Animation UK, producers’ trade body Pact and Creative England were among the organisations to welcome today’s news of tax breaks for high-end drama, animation and video games in the country.
The UK television industry has been celebrating following confirmation today from chancellor George Osborne that a new tax credit system will ease the financial burden on the creative media industries.
Animation UK, a lobby group set up and led by Blue Zoo owner Oli Hyatt to campaign for production incentives similar to those in Ireland, Canada and elsewhere, gathered the support of companies including Aardman Animations, Classic Media, Hit Entertainment, Chapman, Millimages, Entertainment One and others.

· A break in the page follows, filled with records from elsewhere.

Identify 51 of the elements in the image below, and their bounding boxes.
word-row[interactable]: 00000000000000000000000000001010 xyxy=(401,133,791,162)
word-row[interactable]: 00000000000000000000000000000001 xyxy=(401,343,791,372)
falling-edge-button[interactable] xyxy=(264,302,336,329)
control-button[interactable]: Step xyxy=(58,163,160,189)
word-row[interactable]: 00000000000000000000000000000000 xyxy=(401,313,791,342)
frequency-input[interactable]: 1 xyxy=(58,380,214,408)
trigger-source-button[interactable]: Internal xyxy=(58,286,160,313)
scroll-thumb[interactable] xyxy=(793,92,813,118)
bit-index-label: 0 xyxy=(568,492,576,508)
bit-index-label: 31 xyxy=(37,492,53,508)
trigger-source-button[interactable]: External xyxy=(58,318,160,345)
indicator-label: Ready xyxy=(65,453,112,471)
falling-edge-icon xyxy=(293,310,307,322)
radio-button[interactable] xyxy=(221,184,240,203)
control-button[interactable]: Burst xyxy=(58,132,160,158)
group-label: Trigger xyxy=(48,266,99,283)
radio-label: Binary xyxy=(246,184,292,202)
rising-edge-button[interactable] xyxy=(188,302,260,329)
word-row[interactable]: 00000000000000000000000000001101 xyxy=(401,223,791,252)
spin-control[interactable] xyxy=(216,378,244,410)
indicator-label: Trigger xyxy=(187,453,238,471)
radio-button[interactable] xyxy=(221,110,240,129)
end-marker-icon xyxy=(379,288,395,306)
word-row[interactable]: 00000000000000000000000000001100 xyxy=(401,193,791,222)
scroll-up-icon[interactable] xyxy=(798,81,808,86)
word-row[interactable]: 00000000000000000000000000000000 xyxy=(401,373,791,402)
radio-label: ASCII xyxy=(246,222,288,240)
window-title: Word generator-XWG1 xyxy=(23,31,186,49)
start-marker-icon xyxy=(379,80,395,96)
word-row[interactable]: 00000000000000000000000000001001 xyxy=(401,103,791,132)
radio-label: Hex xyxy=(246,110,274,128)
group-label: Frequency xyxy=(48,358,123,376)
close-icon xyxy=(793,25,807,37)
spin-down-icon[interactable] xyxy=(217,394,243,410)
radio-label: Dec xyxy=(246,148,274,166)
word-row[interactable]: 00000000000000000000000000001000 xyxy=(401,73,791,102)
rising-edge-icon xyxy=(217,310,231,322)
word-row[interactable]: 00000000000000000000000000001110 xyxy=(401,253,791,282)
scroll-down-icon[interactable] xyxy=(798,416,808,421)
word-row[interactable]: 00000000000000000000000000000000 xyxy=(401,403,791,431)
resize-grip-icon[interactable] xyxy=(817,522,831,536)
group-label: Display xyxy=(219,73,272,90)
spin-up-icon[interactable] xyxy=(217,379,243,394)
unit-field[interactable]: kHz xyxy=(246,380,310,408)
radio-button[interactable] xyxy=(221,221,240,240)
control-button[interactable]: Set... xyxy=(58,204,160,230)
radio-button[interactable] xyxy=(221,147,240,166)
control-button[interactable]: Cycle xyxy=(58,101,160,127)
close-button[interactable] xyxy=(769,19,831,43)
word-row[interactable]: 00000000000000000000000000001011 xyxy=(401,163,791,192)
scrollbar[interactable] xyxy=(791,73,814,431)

Hyatt said: “This is the news we have been waiting for. Our industry has an enviable heritage that we are all proud of. Overseas animators have long received support from their governments and hopefully now our industry will be able to compete on a level playing field.”
Companies such as Aardman have repeatedly threatened to quit the UK if the government didn’t do something to make the market fairer. Today, the chancellor singled out the company’s most famous property, Wallace and Gromit, for special mention.
“It’s the determined policy of this government to keep Wallace and Gromit exactly where they are,” said Obsorne in his 2012 budget statement.
Aardman’s head of broadcast Miles Bullough said: “We believe that the tax credit for UK animation will be transformational for our industry. We have seen a dramatic decline on UK television of home-produced animation and we now have a shot at reversing that trend. The credit will create thousands of UK jobs and our research shows that there will be a long-term financial gain for the UK.”
Hyatt said of the wider animation industry: “It would have been a crime for it to disappear from the UK, and that was a very real threat. Today’s announcement will hopefully guarantee the long-term survival of our industry and ensure it continues to be an industry we are proud of.”
He added that the organisation would continue to work with the government to shape future regulation, which will be drawn up together with the Department for Culture Media and Sport (DCMS) under culture secretary Jeremy Hunt.
Animation UK patron Mark Field MP commented: “Finally, we have the level playing field our creative industries so deserve. Combined with our animators’ flair and talent, this fantastic boost will help keep some of our favourite characters animated on these shores.
“As the chancellor has declared, the government is determined to keep Wallace and Gromit where they are. I am so glad that he and the culture secretary have recognised the enormous value of the UK’s creatives – a value that’s not just economic but cultural. This is brilliant news for our families, the economy and this vibrant industry.”
It’s not only the animation sector that stands to benefit – tax breaks for high-end drama and the video games industry were also unveiled.
The DCMS said on its website that such measures would reverse a trend of UK productions being made overseas and attract foreign companies to make their progammes in the UK.
It listed some key facts and figures from all three industries:
Pact, which represents UK indies and has been involved in its own lobbying activities while also lending support to Animation UK, today added its voice to the industry welcome.
CEO John McVay said: “Pact has worked closely with the tax credit campaigns to convince government that these tax breaks will have a material impact for independent producers’ programmes, resulting in more employment and IP being retained in the UK by independent producers across the country. Pact is committed to working with the government and industry as the consultation on implementation progresses to ensure that the benefits of this public support can be realised as quickly and as efficiently as possible.”
The Commercial Broadcasters Association (COBA) represents leading commissioners and producers of high-end TV drama and animation. It counts NBCUniversal, which co-finances Downton Abbey with ITV, among its members. Other shows that have benefited from COBA constituent funds including Mad Dogs on Sky1 and HBO’s Game of Thrones, whose boost to the Northern Irish production sector was cited in the report outlining the benefits of a tax incentive.
COBA executive director Adam Minns said today: “COBA members are amongst the leading commissioners and producers of high-end television and animation content on a global basis. Many of them are substantially increasing their investment in television content in local markets as part of their strategies for growth.
“A properly constructed UK tax credit will help ensure the UK remains competitive in attracting culturally British productions, and COBA members look forward to working with government and industry to take forward the chancellor’s commitment today.”
Creative England, which was set up last autumn following the abolition of the UK Film Council, added warm words to the news. “Maintaining a leading edge and attracting audiences in this internationally competitive environment takes a huge amount of investment to attract talent and maintain innovation,” said the organisation’s CEO Caroline Norbury.
“The tax breaks announced today will give our creative companies more freedom to concentrate on what they do best. It will help them compete at an international level, preserving the UK’s place as a world leader in animation, video games and high-quality television.”